Recently, scientists have suspected that changing winds over the Southern Ocean are affecting the speed of seafloor currents carrying AABW—and that could be affecting the amount of turbulent flow in the Orkney Passage.
“We know that a major driver of the abyssal ocean warming, at least in the Atlantic Ocean, is changes in winds over the Southern Ocean,” noted lead scientist Alberto Naveira Garabato from the University of Southampton in a statement. “The abyssal waters of the World Ocean sink in the Southern Ocean, and flow northward along the seafloor in submarine streams. When these streams encounter submarine topography or key chokepoints, they navigate it by squeezing through valleys and around mountains, occasionally forming submarine waterfalls—much as a river flowing toward the sea does on the Earth’s surface.”
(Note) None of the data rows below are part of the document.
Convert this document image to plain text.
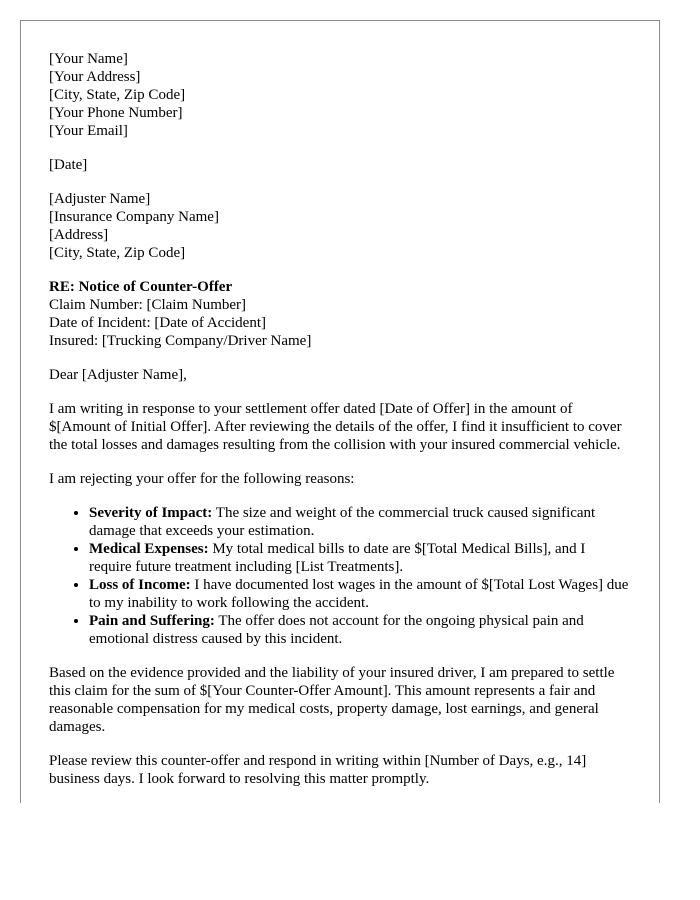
[Your Name]
[Your Address]
[City, State, Zip Code]
[Your Phone Number]
[Your Email]
[Date]
[Adjuster Name]
[Insurance Company Name]
[Address]
[City, State, Zip Code]
RE: Notice of Counter-Offer
Claim Number: [Claim Number]
Date of Incident: [Date of Accident]
Insured: [Trucking Company/Driver Name]

Dear [Adjuster Name],

I am writing in response to your settlement offer dated [Date of Offer] in the amount of $[Amount of Initial Offer]. After reviewing the details of the offer, I find it insufficient to cover the total losses and damages resulting from the collision with your insured commercial vehicle.

I am rejecting your offer for the following reasons:

• Severity of Impact: The size and weight of the commercial truck caused significant damage that exceeds your estimation.
• Medical Expenses: My total medical bills to date are $[Total Medical Bills], and I require future treatment including [List Treatments].
• Loss of Income: I have documented lost wages in the amount of $[Total Lost Wages] due to my inability to work following the accident.
• Pain and Suffering: The offer does not account for the ongoing physical pain and emotional distress caused by this incident.

Based on the evidence provided and the liability of your insured driver, I am prepared to settle this claim for the sum of $[Your Counter-Offer Amount]. This amount represents a fair and reasonable compensation for my medical costs, property damage, lost earnings, and general damages.

Please review this counter-offer and respond in writing within [Number of Days, e.g., 14] business days. I look forward to resolving this matter promptly.
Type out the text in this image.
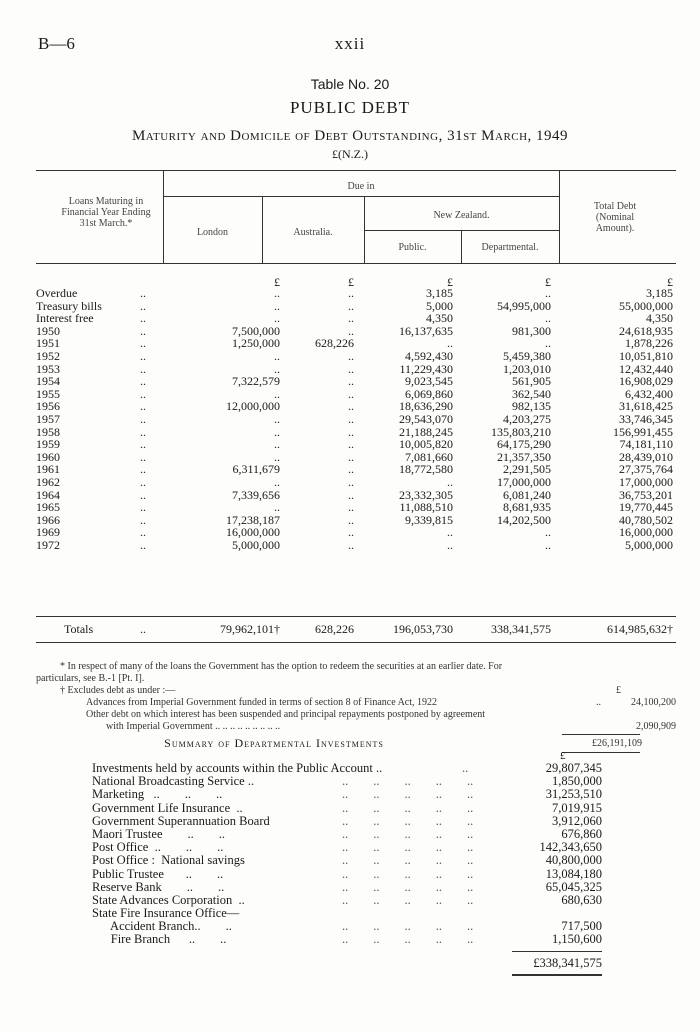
B—6	xxii
Table No. 20
PUBLIC DEBT
Maturity and Domicile of Debt Outstanding, 31st March, 1949
£(N.Z.)
Loans Maturing in Financial Year Ending 31st March.*
Due in
London	Australia.
New Zealand.
Public.	Departmental.
Total Debt (Nominal Amount).
£	£	£	£	£
Overdue	..	..	..	3,185	..	3,185
Treasury bills	..	..	..	5,000	54,995,000	55,000,000
Interest free	..	..	..	4,350	..	4,350
1950	..	7,500,000	..	16,137,635	981,300	24,618,935
1951	..	1,250,000	628,226	..	..	1,878,226
1952	..	..	..	4,592,430	5,459,380	10,051,810
1953	..	..	..	11,229,430	1,203,010	12,432,440
1954	..	7,322,579	..	9,023,545	561,905	16,908,029
1955	..	..	..	6,069,860	362,540	6,432,400
1956	..	12,000,000	..	18,636,290	982,135	31,618,425
1957	..	..	..	29,543,070	4,203,275	33,746,345
1958	..	..	..	21,188,245	135,803,210	156,991,455
1959	..	..	..	10,005,820	64,175,290	74,181,110
1960	..	..	..	7,081,660	21,357,350	28,439,010
1961	..	6,311,679	..	18,772,580	2,291,505	27,375,764
1962	..	..	..	..	17,000,000	17,000,000
1964	..	7,339,656	..	23,332,305	6,081,240	36,753,201
1965	..	..	..	11,088,510	8,681,935	19,770,445
1966	..	17,238,187	..	9,339,815	14,202,500	40,780,502
1969	..	16,000,000	..	..	..	16,000,000
1972	..	5,000,000	..	..	..	5,000,000
Totals	..	79,962,101†	628,226	196,053,730	338,341,575	614,985,632†
* In respect of many of the loans the Government has the option to redeem the securities at an earlier date. For
particulars, see B.-1 [Pt. I].
† Excludes debt as under :—	£
Advances from Imperial Government funded in terms of section 8 of Finance Act, 1922	..	24,100,200
Other debt on which interest has been suspended and principal repayments postponed by agreement
with Imperial Government .. .. .. .. .. .. .. .. ..	2,090,909
£26,191,109
Summary of Departmental Investments
£
Investments held by accounts within the Public Account ..	..	29,807,345
National Broadcasting Service ..	..        ..        ..        ..        ..	1,850,000
Marketing   ..        ..        ..	..        ..        ..        ..        ..	31,253,510
Government Life Insurance  ..	..        ..        ..        ..        ..	7,019,915
Government Superannuation Board	..        ..        ..        ..        ..	3,912,060
Maori Trustee        ..        ..	..        ..        ..        ..        ..	676,860
Post Office  ..        ..        ..	..        ..        ..        ..        ..	142,343,650
Post Office :  National savings	..        ..        ..        ..        ..	40,800,000
Public Trustee       ..        ..	..        ..        ..        ..        ..	13,084,180
Reserve Bank        ..        ..	..        ..        ..        ..        ..	65,045,325
State Advances Corporation  ..	..        ..        ..        ..        ..	680,630
State Fire Insurance Office—
Accident Branch..        ..	..        ..        ..        ..        ..	717,500
Fire Branch      ..        ..	..        ..        ..        ..        ..	1,150,600
£338,341,575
Today, scientists suspect that more heat is getting mixed into AABW from shallower, warmer ocean layers. This warmer water is getting delivered to the equator, and it could be affecting the planet’s climate. The Orkney Passage is likely a key chokepoint in this process, which is why the researchers are hoping to learn more about the speed of its streams, the degree of turbulence down below, and how deep sea waters are responding to changes in the winds over the Southern Ocean. Ultimately, the researchers would like to create models to help them predict how our climate will change during the 21st century and beyond.
“One of the most surprising features of the climate change that we are currently experiencing is that the abyssal waters of the world ocean have been warming steadily over the last few decades,” said Garabato. “Establishing the causes of this warming is important because the warming plays an important role in moderating the ongoing—and likely future—increases in atmospheric temperature and sea level around the globe.”
Boaty McBoatface may have a silly name, but its mission is far from trivial. If nothing else, its name will likely draw extra attention to the project, and educate the public about the ongoing effects of climate change.